The local business community is planning to intensify its educational programme on intellectual property (IP), in the wake of the conviction this week of a Bridgetown businessman for selling fake PUMA products.
In a landmark decision, Director of Ouch Boutique Grenville Ricardo Delpeache was found guilty of selling counterfeit products from Rihanna’s PUMA line and is due to know his fate on April 17, 2018 when he returns to court for sentencing, which Magistrate Graveney Bannister said could be a maximum fine of $10,000 or six months in prison, although he said a jail sentence was unlikely.
While opting not to comment on the Delpeache case, Executive Director of the Barbados Chamber of Commerce and Industry (BCCI) Carlos Wharton told Barbados TODAY the private sector grouping would do all it could to bring members up-to-date on their rights and obligation under the relevant IP laws.
“We are acutely aware that matters relating to intellectual property are issues that we have to bring to our membership. We are hoping to conduct a couple events that will focus on intellectual property and this includes issues relating to protection of personal data. As usual a lot of these things are contingent on time and resources that are available, but our intention is to look at intellectual property,” Wharton said.

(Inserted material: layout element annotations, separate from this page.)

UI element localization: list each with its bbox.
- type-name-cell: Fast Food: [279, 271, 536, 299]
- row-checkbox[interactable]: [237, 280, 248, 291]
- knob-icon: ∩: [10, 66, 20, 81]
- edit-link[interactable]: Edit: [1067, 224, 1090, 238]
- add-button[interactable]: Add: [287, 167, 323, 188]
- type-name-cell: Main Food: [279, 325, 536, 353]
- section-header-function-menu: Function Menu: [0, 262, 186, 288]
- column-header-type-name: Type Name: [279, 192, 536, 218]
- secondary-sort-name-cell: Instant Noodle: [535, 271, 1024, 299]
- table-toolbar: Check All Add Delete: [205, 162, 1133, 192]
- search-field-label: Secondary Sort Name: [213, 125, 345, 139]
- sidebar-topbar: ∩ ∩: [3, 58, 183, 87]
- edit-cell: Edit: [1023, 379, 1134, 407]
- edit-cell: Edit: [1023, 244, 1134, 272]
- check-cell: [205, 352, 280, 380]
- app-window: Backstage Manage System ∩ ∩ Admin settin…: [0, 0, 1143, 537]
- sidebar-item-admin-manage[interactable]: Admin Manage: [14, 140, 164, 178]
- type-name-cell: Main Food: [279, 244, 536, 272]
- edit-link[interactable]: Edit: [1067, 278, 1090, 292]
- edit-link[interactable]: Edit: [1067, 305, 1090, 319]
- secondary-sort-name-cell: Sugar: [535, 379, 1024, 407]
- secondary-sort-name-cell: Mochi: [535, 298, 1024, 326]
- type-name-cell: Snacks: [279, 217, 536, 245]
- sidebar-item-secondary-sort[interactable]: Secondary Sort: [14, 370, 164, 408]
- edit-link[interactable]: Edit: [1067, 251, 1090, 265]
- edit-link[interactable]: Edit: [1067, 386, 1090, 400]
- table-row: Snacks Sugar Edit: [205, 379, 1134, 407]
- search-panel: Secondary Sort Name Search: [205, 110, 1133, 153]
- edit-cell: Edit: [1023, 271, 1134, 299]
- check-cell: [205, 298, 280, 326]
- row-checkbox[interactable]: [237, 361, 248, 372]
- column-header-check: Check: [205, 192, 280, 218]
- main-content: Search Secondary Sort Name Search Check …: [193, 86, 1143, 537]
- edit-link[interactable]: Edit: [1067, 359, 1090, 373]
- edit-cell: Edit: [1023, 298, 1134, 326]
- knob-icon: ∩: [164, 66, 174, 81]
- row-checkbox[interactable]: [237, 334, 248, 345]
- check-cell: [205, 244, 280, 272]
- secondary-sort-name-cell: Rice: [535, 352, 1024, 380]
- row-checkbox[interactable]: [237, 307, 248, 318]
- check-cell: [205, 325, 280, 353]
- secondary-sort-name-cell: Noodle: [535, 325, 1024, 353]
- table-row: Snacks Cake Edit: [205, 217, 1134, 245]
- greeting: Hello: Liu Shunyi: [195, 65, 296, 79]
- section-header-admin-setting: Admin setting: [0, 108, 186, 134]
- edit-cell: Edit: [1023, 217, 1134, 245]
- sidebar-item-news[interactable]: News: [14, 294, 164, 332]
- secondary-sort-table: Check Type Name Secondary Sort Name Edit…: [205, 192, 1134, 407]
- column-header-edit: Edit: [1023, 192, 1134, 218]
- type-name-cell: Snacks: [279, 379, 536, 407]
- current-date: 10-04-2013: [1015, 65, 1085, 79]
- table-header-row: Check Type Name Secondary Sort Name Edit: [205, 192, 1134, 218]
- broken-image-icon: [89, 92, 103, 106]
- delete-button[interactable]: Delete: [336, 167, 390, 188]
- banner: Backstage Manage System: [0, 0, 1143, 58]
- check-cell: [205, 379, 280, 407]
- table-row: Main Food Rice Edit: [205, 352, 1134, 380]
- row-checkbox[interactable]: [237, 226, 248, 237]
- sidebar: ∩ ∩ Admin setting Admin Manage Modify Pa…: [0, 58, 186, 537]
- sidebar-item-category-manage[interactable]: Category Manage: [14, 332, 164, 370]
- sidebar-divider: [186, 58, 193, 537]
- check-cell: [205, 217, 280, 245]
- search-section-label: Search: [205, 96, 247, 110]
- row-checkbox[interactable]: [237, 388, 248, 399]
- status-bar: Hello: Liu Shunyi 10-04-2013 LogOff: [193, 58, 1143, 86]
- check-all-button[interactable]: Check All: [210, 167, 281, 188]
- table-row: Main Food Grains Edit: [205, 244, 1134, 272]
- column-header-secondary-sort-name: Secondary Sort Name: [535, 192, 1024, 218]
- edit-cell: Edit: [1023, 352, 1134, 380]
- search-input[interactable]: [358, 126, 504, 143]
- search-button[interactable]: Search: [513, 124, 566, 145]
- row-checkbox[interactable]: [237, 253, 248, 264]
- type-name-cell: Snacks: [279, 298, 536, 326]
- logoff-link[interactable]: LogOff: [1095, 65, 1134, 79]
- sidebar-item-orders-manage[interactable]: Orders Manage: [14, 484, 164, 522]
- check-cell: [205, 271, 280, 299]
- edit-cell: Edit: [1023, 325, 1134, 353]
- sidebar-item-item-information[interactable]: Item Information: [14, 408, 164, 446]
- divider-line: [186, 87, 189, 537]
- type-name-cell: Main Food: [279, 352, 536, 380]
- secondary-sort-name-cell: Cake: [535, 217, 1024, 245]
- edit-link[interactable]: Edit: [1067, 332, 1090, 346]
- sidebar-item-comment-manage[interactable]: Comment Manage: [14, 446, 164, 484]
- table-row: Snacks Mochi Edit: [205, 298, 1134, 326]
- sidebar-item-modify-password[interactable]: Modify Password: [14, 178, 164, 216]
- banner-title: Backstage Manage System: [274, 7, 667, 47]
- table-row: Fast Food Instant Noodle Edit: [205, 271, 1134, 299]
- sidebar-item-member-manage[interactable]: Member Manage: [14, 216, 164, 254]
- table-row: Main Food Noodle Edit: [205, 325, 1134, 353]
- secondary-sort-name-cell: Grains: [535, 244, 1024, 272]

“Not only because of what happened in this recent ruling, but in the 21st century intellectual property is a fundamental regulatory dispute when you are dealing with any form of international business. So we figure that it is very important for people to appreciate their rights and obligation under intellectual property legislation. It is very important for sure,” he added.
When the 44-year-old Delpeache appeared in court earlier this week he said he had believed he was buying genuine PUMA products when he purchased them from storefronts in the United States.
“I only shop in storefronts [that] I believe to be registered and governed under US laws,” the Passage Gardens, Passage Road, St Michael man had told the court, insisting that he believed he was buying genuine PUMA “because they were marked PUMA”.
One businessman, who has been in the clothing retail business for more than two decades but did not want to be identified, told Barbados TODAY while he did not support the selling of knock-offs products as genuine, it was also easy for any store operator to be tricked into thinking they were buying the real thing.
“I have been in the business for years, but it is possible that you can get fooled. It is very possible,” he stressed.
Delpeache’s attorney-at-law Satcha Kissoon, who gave notice of his intention to appeal the verdict, said the court ruling would have consequences for small businesses here.
“This is going to have a ripple effect and a serious problem for most Barbadians because they get their goods from the same suppliers as Mr Delpeache. They go into the . . . various storefronts in New York and Miami. They rely on the integrity of the people who say they are selling genuine products and they have no reason or cause to go behind them to check. So it is going to cause a serious problem for every storeowners here,” Kissoon had explained to Barbados TODAY immediately following the decision.
A second counterfeit case, this one involving Rihanna’s 53-year-old uncle Leroy Fitzgerald Brathwaite, is also scheduled to go before the court.